On July 27, with the crews forespent and the ships badly battered, the three emerged on the open water of Hudson Bay and steered to rest for the night under shelter of the rocky shores off Digges’ Island. Like ghosts from the gloom, shadows took form in the night mist—two ships with foreign sails on this lonely sea, where all other ships were forbidden. In a trice, the deathly silence of the sea is broken by the roar of cannonading. It is Monsieur Radisson, on whose head there is a price, who realizes the situation first and with a shout that they are trapped by French raiders—by Lamartiniére—bids Captain Bond flee for his life. Captain Bond needs no urgings. The Happy Return’s sails are out like the wings of a frightened bird and she is off like a terrified quarry pursued by a hawk. Nor does Captain Outlaw on The Success wait for argument. With all candles instantly put out, he, too, steers for the hiding of darkness on open water. The Perpetuana is left alone wedged between Lamartiniére’s two French ships. Hooked gang planks seize her on both sides in a death grapple. Captain Hume, Mates Smithsend and Mike Grimmington with half a dozen others are surrounded, overpowered, disarmed, fettered and clapped under hatches of the victorious ships. Before morning, The Perpetuana had been scuttled of her cargo. Fourteen of her crew have been bayoneted and thrown overboard. A month later, cargo and vessel and captives are received with acclaim at Quebec. Captain Hume is sent home to France in December on a man-of-war to lie in a dungeon of Rochelle till he can obtain ransom. So are Mr. Richard Alio and Andrew Stuckey—seamen. The rest are to lie in the cells below Château St. Louis, Quebec, on fare of bread and water for six months.

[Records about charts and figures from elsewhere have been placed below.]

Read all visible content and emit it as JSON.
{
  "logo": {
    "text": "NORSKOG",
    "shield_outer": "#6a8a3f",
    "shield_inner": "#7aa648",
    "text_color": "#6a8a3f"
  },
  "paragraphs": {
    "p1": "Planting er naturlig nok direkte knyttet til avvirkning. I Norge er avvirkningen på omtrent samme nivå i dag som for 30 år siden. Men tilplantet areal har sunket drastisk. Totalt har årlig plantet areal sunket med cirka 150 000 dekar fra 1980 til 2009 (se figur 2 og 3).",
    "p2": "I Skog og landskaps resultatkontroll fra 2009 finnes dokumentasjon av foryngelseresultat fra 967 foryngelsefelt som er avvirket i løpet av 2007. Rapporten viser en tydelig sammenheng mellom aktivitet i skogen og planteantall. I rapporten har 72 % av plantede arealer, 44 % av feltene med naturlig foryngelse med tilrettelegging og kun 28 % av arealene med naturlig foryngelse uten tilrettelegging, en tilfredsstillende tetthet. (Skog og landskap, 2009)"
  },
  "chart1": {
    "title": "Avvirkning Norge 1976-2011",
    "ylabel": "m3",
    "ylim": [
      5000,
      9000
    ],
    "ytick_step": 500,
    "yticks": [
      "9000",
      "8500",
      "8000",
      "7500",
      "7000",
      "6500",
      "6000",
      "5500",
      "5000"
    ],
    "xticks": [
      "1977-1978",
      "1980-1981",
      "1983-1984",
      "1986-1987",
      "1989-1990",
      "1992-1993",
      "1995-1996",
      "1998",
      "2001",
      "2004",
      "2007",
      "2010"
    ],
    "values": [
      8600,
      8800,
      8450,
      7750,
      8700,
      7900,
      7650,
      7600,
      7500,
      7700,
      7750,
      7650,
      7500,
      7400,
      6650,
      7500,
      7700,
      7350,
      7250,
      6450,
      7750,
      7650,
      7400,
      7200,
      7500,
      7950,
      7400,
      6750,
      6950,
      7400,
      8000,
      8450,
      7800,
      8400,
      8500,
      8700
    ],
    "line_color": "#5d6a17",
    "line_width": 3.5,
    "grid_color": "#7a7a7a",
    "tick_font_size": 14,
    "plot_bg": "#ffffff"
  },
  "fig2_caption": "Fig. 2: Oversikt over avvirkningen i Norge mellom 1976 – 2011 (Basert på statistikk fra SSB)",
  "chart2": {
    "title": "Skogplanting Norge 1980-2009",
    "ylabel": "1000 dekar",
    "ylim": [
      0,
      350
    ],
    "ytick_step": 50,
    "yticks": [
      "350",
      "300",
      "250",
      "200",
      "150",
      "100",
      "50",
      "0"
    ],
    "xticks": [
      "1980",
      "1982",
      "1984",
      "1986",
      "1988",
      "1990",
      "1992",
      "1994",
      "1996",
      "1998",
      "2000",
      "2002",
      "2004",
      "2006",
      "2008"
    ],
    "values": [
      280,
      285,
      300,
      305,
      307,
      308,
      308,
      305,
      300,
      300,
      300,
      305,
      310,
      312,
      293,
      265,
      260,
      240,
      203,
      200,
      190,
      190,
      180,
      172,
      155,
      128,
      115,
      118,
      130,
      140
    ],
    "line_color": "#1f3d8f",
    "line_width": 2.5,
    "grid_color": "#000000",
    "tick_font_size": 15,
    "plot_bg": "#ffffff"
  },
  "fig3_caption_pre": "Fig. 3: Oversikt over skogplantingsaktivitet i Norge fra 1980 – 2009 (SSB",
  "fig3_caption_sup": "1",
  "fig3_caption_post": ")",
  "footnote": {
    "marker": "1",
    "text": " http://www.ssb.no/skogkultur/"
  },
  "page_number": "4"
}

Montagu House, Hayes River, where The Dobbs and The California wintered in 1747—photographed from Henry Ellis’s Voyages.

Mike Grimmington is held and “tortured” to compel him to betray the secrets of navigation at the different harbors of Hudson Bay, but Mate Grimmington tells no tales; for he learns that rumors of raid are in the air at Quebec. Though England and France are at peace, the fur traders of Quebec are asking commission for one Chevalier de Troyes with the brothers of the family Le Moyne, to raid the bay, fire the forts, massacre the English. Smithsend by secret messenger sends a letter with warnings of the designs to the Hudson’s Bay Company in England, and Smithsend for his pains is sold with his comrades into slavery in Martinique, whence he escapes before spring. Grimmington is held prisoner for two years before a direct order from the French Court sets him free. Other things, Grimmington hears in Quebec of the French on the bay.